フィンリーが、そんな彼の心情を一切気にする様子もなく


「今朝、興味がおありのご様子でしたので。」

とサラリと忘れていた話を蒸し返してきた


「………えっっっ?!」

「何か……………?」

「ここ、……えっ…、?!お宿?!」

「左様でございます。」


「こんなに可愛らしいお宿なのね…!」

「安全は考慮しております。入館をご希望なさいますか?」

「入館……?!」

「ロディ様がその意向であれば、一度中に…」

「アタシが…フィンリーと入りたいなら…???」


愛を囁きあう場所に

彼女にそんなつもりはないと分かってはいるけれど

そんなつもりは無いと!分かってはいるけれど!


誘われていると錯覚するこの状況。

ロードライドはポポポ…と顔を赤く染めた


「えぇっ…?そんなっ…フィンリーと…うぅぅん…!」


邪念が脳裏を駆け巡る

愛する恋人たちの秘密のお宿

………叶うなら、入りたい。

抱きしめて耳元で愛を囁く権利があったならば

迷うこと無く手を引いて入りたい


という様々な欲目のこもった気持ちを

飲み込んで

深く

長い

想いのこもったため息を

10秒……、


からの間。


「フィンリー…入る時は…二人っきりの時がいいわ…」


両の手で頬を抑えて

何かを言いたげなその視線には

言葉よりも多くの感情が詰まっていた


「………今だと、8人…ですかね…。
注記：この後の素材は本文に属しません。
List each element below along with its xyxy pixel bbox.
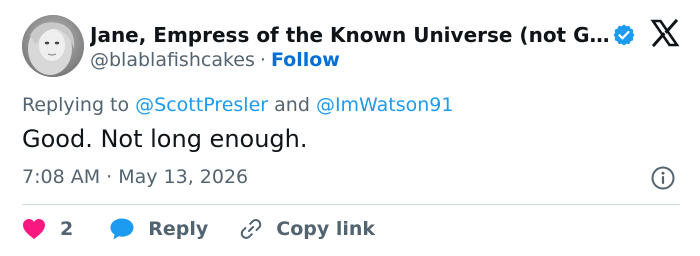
- reply-prefix: Replying to: [22, 94, 130, 116]
- info-icon[interactable]: [650, 165, 676, 191]
- heart-icon: [23, 219, 45, 239]
- reply-conjunction: and: [274, 94, 310, 116]
- copy-link-label: Copy link: [276, 218, 376, 240]
- like-count: 2: [60, 218, 74, 240]
- follow-button[interactable]: Follow: [271, 49, 340, 71]
- author-handle-row: @blablafishcakes · Follow: [90, 47, 340, 73]
- reply-label: Reply: [148, 218, 209, 240]
- tweet-text: Good. Not long enough.: [22, 125, 308, 153]
- author-handle[interactable]: @blablafishcakes: [90, 49, 255, 71]
- link-icon: [241, 219, 262, 239]
- separator-dot: ·: [259, 49, 266, 71]
- like-button[interactable]: 2: [22, 214, 73, 244]
- avatar-photo: [22, 15, 84, 77]
- tweet-card: Jane, Empress of the Known Universe (not…: [0, 0, 700, 256]
- tweet-timestamp[interactable]: 7:08 AM · May 13, 2026: [22, 164, 248, 190]
- avatar[interactable]: [22, 15, 84, 77]
- x-logo-icon[interactable]: [650, 18, 680, 48]
- copy-link-button[interactable]: Copy link: [238, 214, 375, 244]
- divider: [22, 204, 680, 205]
- reply-context: Replying to @ScottPresler and @ImWatson9…: [22, 92, 453, 118]
- reply-button[interactable]: Reply: [109, 214, 208, 244]
- mention-link-1[interactable]: @ScottPresler: [135, 94, 268, 116]
- action-bar: 2 Reply Copy link: [22, 214, 375, 244]
- speech-bubble-icon: [110, 218, 134, 240]
- verified-badge-icon: [613, 24, 635, 46]
- author-display-name[interactable]: Jane, Empress of the Known Universe (not…: [90, 22, 610, 48]
- mention-link-2[interactable]: @ImWatson91: [316, 94, 454, 116]
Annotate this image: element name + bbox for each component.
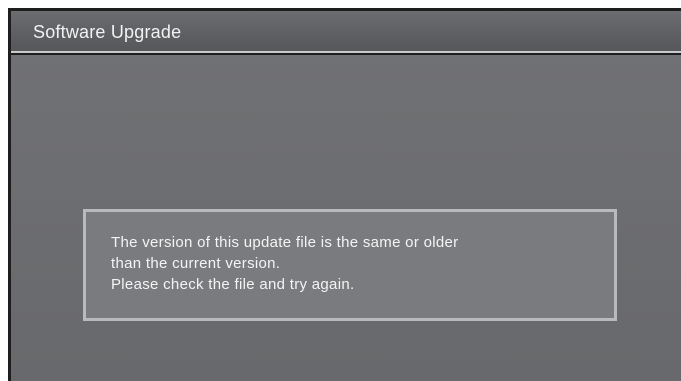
- title-bar: Software Upgrade: [11, 11, 681, 53]
- message-line-1: The version of this update file is the s…: [111, 234, 459, 251]
- screen-title: Software Upgrade: [33, 22, 182, 42]
- content-area: The version of this update file is the s…: [11, 55, 681, 381]
- message-line-3: Please check the file and try again.: [111, 276, 355, 293]
- error-message: The version of this update file is the s…: [111, 232, 458, 295]
- message-line-2: than the current version.: [111, 255, 281, 272]
- error-message-box: The version of this update file is the s…: [83, 209, 617, 321]
- software-upgrade-screen: Software Upgrade The version of this upd…: [8, 8, 681, 381]
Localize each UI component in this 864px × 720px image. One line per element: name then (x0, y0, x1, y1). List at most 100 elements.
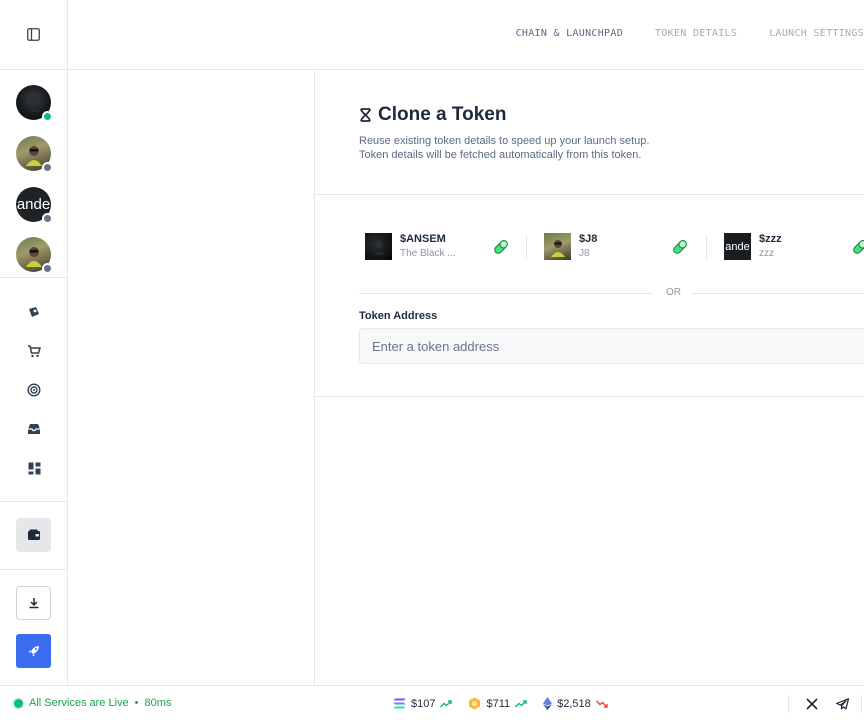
token-figure-icon (550, 239, 565, 257)
avatar-figure-icon (26, 95, 41, 112)
left-panel (68, 70, 315, 685)
price-value: $107 (411, 697, 436, 710)
clone-token-button[interactable] (491, 237, 511, 257)
nav-radar[interactable] (26, 382, 42, 398)
token-name: J8 (579, 248, 590, 259)
services-status: All Services are Live • 80ms (14, 697, 171, 709)
token-card[interactable]: $J8 J8 (538, 229, 698, 265)
step-tabs: CHAIN & LAUNCHPAD TOKEN DETAILS LAUNCH S… (516, 28, 864, 39)
page-description: Reuse existing token details to speed up… (359, 134, 649, 162)
social-links (788, 686, 864, 720)
pill-icon (494, 240, 508, 254)
avatar-1[interactable] (16, 85, 53, 122)
avatar-figure-icon (25, 246, 42, 267)
or-label: OR (666, 287, 681, 298)
pill-icon (673, 240, 687, 254)
token-address-input[interactable] (359, 328, 864, 364)
nav-tokens[interactable] (26, 304, 42, 320)
divider-line (692, 293, 864, 294)
x-twitter-link[interactable] (797, 686, 827, 720)
wallet-icon (27, 529, 40, 540)
price-value: $711 (486, 697, 511, 710)
avatar-4[interactable] (16, 237, 53, 274)
nav-dashboard[interactable] (26, 460, 42, 476)
token-thumbnail: ande (724, 233, 751, 260)
clone-intro: Clone a Token Reuse existing token detai… (315, 70, 864, 195)
social-divider (861, 694, 862, 713)
radar-icon (27, 383, 41, 397)
token-symbol: $ANSEM (400, 233, 446, 245)
price-ticker: $107 $711 $2,518 (393, 697, 608, 710)
price-solana: $107 (393, 697, 453, 710)
page-title-text: Clone a Token (378, 104, 507, 125)
price-ethereum: $2,518 (543, 697, 608, 710)
sidebar-toggle-button[interactable] (0, 0, 67, 70)
token-thumbnail (544, 233, 571, 260)
social-divider (788, 694, 789, 713)
or-divider: OR (359, 287, 864, 299)
token-figure-icon (372, 241, 385, 255)
avatar-list: ande (0, 70, 67, 278)
clone-section: $ANSEM The Black ... $J8 J8 ande $zzz zz… (315, 195, 864, 397)
trend-up-icon (515, 699, 527, 707)
bnb-icon (469, 697, 481, 710)
dashboard-icon (28, 462, 40, 474)
cart-icon (28, 345, 41, 358)
status-dot-online (42, 111, 53, 122)
status-dot-offline (42, 213, 53, 224)
card-divider (526, 235, 527, 259)
header: CHAIN & LAUNCHPAD TOKEN DETAILS LAUNCH S… (68, 0, 864, 70)
telegram-link[interactable] (827, 686, 857, 720)
sidebar-panel-icon (27, 28, 40, 41)
pill-icon (853, 240, 864, 254)
price-value: $2,518 (557, 697, 591, 710)
status-separator: • (134, 697, 139, 709)
rocket-icon (28, 645, 39, 656)
avatar-3[interactable]: ande (16, 187, 53, 224)
card-divider (706, 235, 707, 259)
description-line-2: Token details will be fetched automatica… (359, 149, 642, 161)
download-icon (29, 598, 38, 609)
tab-launch-settings[interactable]: LAUNCH SETTINGS (769, 28, 864, 39)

」

と、フィンリーが真面目な返事をする


ロードライドは安堵と落胆の複雑な表情を浮かべている

染まった頬は赤いまま、こぼれる吐息がなんとも嘆かわしい

その姿はとても色気が強く、薔薇よりも甘いその空気が、なんだか酷く酔ってしまいそうだった


「もう恥ずかしい…やだ…ごめんなさい…!」

「……ロディ様、そのお顔は他所ではお控えください」


色気で国が回らなくなってしまいます。とフィンリーがいう。


既にその後ろの方では、ロードライドの色気を浴びた騎士達が一心不乱に素数を数え始めている姿が見え始めていた。